The coalition government announced today that Royal Mail is going to be privatised. The economic argument is of course no stronger than it has been every other time the sale of Royal Mail has been touted, but in an age of austerity, it is no surprise that the government wants to get this loss-making enterprise off the balance-sheet.

Royal Mail has of course been run like a business for a long time now – which is why we can even talk about its profitability. Most public services would make a loss in the private sector – that is why they are public services, to ensure public goods are delivered irrespective of market value. The fact that we pay for Royal Mail services doesn’t necessarily mean that it is a state-owned business; it could easily be viewed as a form of co-production.

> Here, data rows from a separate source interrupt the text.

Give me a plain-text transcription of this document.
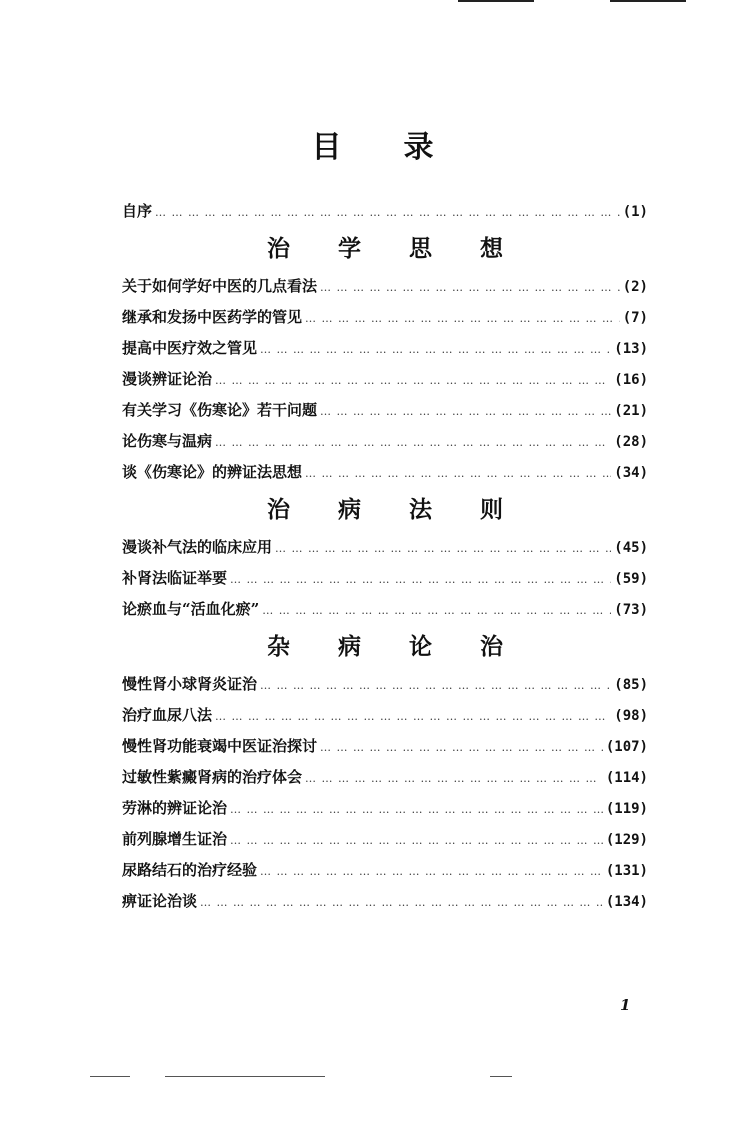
目 录
自序 … … … … … … … … … … … … … … … … … … … … … … … … … … … … … … … … … … … … … … … … … …	(1)
治 学 思 想
关于如何学好中医的几点看法 … … … … … … … … … … … … … … … … … … … … … … … … … … … … … … … … … … … … … … … … … …	(2)
继承和发扬中医药学的管见 … … … … … … … … … … … … … … … … … … … … … … … … … … … … … … … … … … … … … … … … … …	(7)
提高中医疗效之管见 … … … … … … … … … … … … … … … … … … … … … … … … … … … … … … … … … … … … … … … … … …	(13)
漫谈辨证论治 … … … … … … … … … … … … … … … … … … … … … … … … … … … … … … … … … … … … … … … … … …	(16)
有关学习《伤寒论》若干问题 … … … … … … … … … … … … … … … … … … … … … … … … … … … … … … … … … … … … … … … … … …	(21)
论伤寒与温病 … … … … … … … … … … … … … … … … … … … … … … … … … … … … … … … … … … … … … … … … … …	(28)
谈《伤寒论》的辨证法思想 … … … … … … … … … … … … … … … … … … … … … … … … … … … … … … … … … … … … … … … … … …	(34)
治 病 法 则
漫谈补气法的临床应用 … … … … … … … … … … … … … … … … … … … … … … … … … … … … … … … … … … … … … … … … … …	(45)
补肾法临证举要 … … … … … … … … … … … … … … … … … … … … … … … … … … … … … … … … … … … … … … … … … …	(59)
论瘀血与“活血化瘀” … … … … … … … … … … … … … … … … … … … … … … … … … … … … … … … … … … … … … … … … … …	(73)
杂 病 论 治
慢性肾小球肾炎证治 … … … … … … … … … … … … … … … … … … … … … … … … … … … … … … … … … … … … … … … … … …	(85)
治疗血尿八法 … … … … … … … … … … … … … … … … … … … … … … … … … … … … … … … … … … … … … … … … … …	(98)
慢性肾功能衰竭中医证治探讨 … … … … … … … … … … … … … … … … … … … … … … … … … … … … … … … … … … … … … … … … … …	(107)
过敏性紫癜肾病的治疗体会 … … … … … … … … … … … … … … … … … … … … … … … … … … … … … … … … … … … … … … … … … …	(114)
劳淋的辨证论治 … … … … … … … … … … … … … … … … … … … … … … … … … … … … … … … … … … … … … … … … … …	(119)
前列腺增生证治 … … … … … … … … … … … … … … … … … … … … … … … … … … … … … … … … … … … … … … … … … …	(129)
尿路结石的治疗经验 … … … … … … … … … … … … … … … … … … … … … … … … … … … … … … … … … … … … … … … … … …	(131)
痹证论治谈 … … … … … … … … … … … … … … … … … … … … … … … … … … … … … … … … … … … … … … … … … …	(134)
1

The argument goes that the growth of email and social networking fatally undermines demand for Royal Mail. That is right, at least to some extent. But it doesn’t necessarily mean that the private sector would be able to cope more effectively with falling demand. In fact it may demonstrate that Royal Mail’s failings are due to exogenous factors rather than public sector inefficiencies. If the private sector is to return the Royal Mail to profitability, it will surely do so by ceasing the most costly services – typically used by people who have least access to the internet anyway. It is not hard to imagine already-strained local authority and voluntary sector organisations stepping into the breach to ensure that the most vulnerable members of society in this regard (including older people in remote areas) receive some form of mail service even if they are ignored or priced out by a privatised Royal Mail.

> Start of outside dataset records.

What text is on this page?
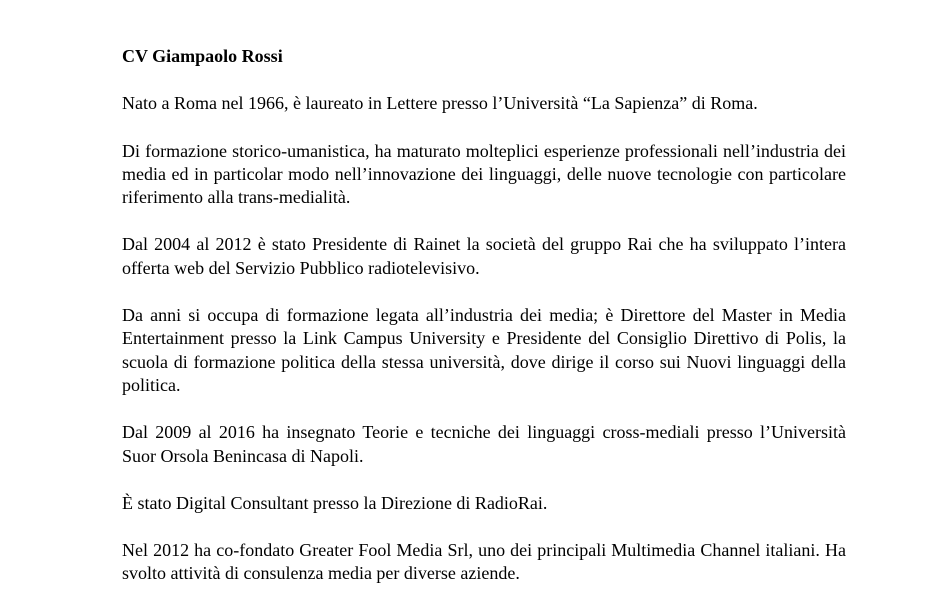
CV Giampaolo Rossi

Nato a Roma nel 1966, è laureato in Lettere presso l’Università “La Sapienza” di Roma.

Di formazione storico-umanistica, ha maturato molteplici esperienze professionali nell’industria dei media ed in particolar modo nell’innovazione dei linguaggi, delle nuove tecnologie con particolare riferimento alla trans-medialità.

Dal 2004 al 2012 è stato Presidente di Rainet la società del gruppo Rai che ha sviluppato l’intera offerta web del Servizio Pubblico radiotelevisivo.

Da anni si occupa di formazione legata all’industria dei media; è Direttore del Master in Media Entertainment presso la Link Campus University e Presidente del Consiglio Direttivo di Polis, la scuola di formazione politica della stessa università, dove dirige il corso sui Nuovi linguaggi della politica.

Dal 2009 al 2016 ha insegnato Teorie e tecniche dei linguaggi cross-mediali presso l’Università Suor Orsola Benincasa di Napoli.

È stato Digital Consultant presso la Direzione di RadioRai.

Nel 2012 ha co-fondato Greater Fool Media Srl, uno dei principali Multimedia Channel italiani. Ha svolto attività di consulenza media per diverse aziende.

So, the argument on profitability is not convincing, and privatisation could lead to worse outcomes for many people. What is really behind the government’s move? The devil lies in the detail: the Royal Mail’s enormous pension scheme deficit. Figures released this year suggest that it now stands at over £10bn. This means its liabilities to pay its members’ final salary-related pension benefits far outweigh the value of the assets in the organisation’s pension fund. This has been perhaps the main reason private sector firms have been loathe to gamble on Royal Mail. For all the talk of digitalised mail, Royal Mail – which provides a vital public service for many people – is in financial difficulty precisely because of the way its pension fund has been organised and managed. Independent pensions consultant John Ralfe told the Telegraph in 2009 that the Royal Mail pension fund had been over-exposed to equity losses.

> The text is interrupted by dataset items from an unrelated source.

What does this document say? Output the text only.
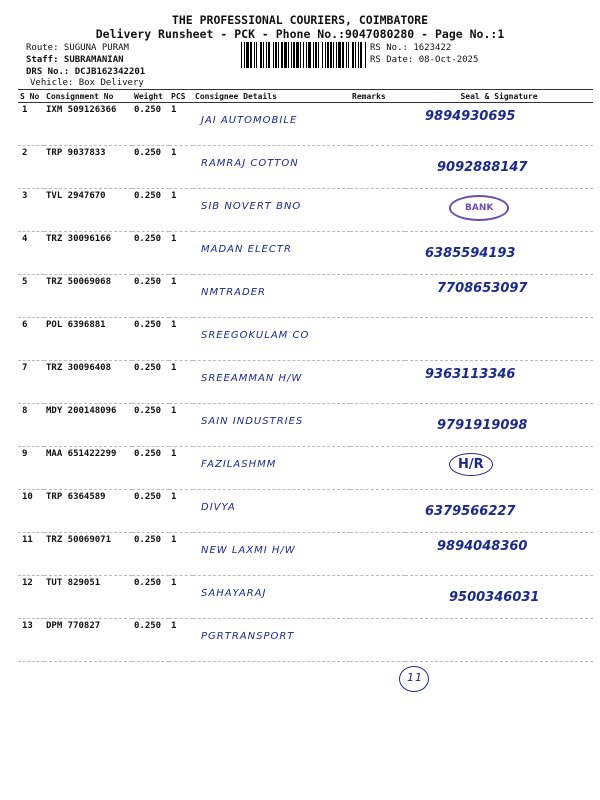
THE PROFESSIONAL COURIERS, COIMBATORE
Delivery Runsheet - PCK - Phone No.:9047080280 - Page No.:1
Route: SUGUNA PURAM
Staff: SUBRAMANIAN
DRS No.: DCJB162342201
RS No.: 1623422
RS Date: 08-Oct-2025
Vehicle: Box Delivery
S No	Consignment No	Weight	PCS	Consignee Details	Remarks	Seal & Signature
1	IXM 509126366	0.250	1	JAI AUTOMOBILE		9894930695

2	TRP 9037833	0.250	1	RAMRAJ COTTON		9092888147

3	TVL 2947670	0.250	1	SIB NOVERT BNO		BANK

4	TRZ 30096166	0.250	1	MADAN ELECTR		6385594193

5	TRZ 50069068	0.250	1	NMTRADER		7708653097

6	POL 6396881	0.250	1	SREEGOKULAM CO		

7	TRZ 30096408	0.250	1	SREEAMMAN H/W		9363113346

8	MDY 200148096	0.250	1	SAIN INDUSTRIES		9791919098

9	MAA 651422299	0.250	1	FAZILASHMM		H/R

10	TRP 6364589	0.250	1	DIVYA		6379566227

11	TRZ 50069071	0.250	1	NEW LAXMI H/W		9894048360

12	TUT 829051	0.250	1	SAHAYARAJ		9500346031

13	DPM 770827	0.250	1	PGRTRANSPORT		

11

The structural problem in the pension fund, of course, is that it is paying retired former employees for far longer than it expected to when they commenced employment with Royal Mail. We are all living longer and both public and private sector pension schemes – not to mention state pensions – face long-term funding crises. The government has promised to back Royal Mail’s historic pension liabilities but does not want to risk taking on a growing deficit in the future. The debate on whether public sector pensions are legitimate or affordable could rage on and on. It just seems very strange that a public service could be sliced up and sold off for this reason. It is hard to see that privatisation is an economic answer to the pension problem. It is, however, a political answer. It means that a private company could massively reduce the generosity of Royal Mail’s pensions at a greater distance from the public gaze than the government could. Is the loss of a public service really a price worth paying for this political pensions fix?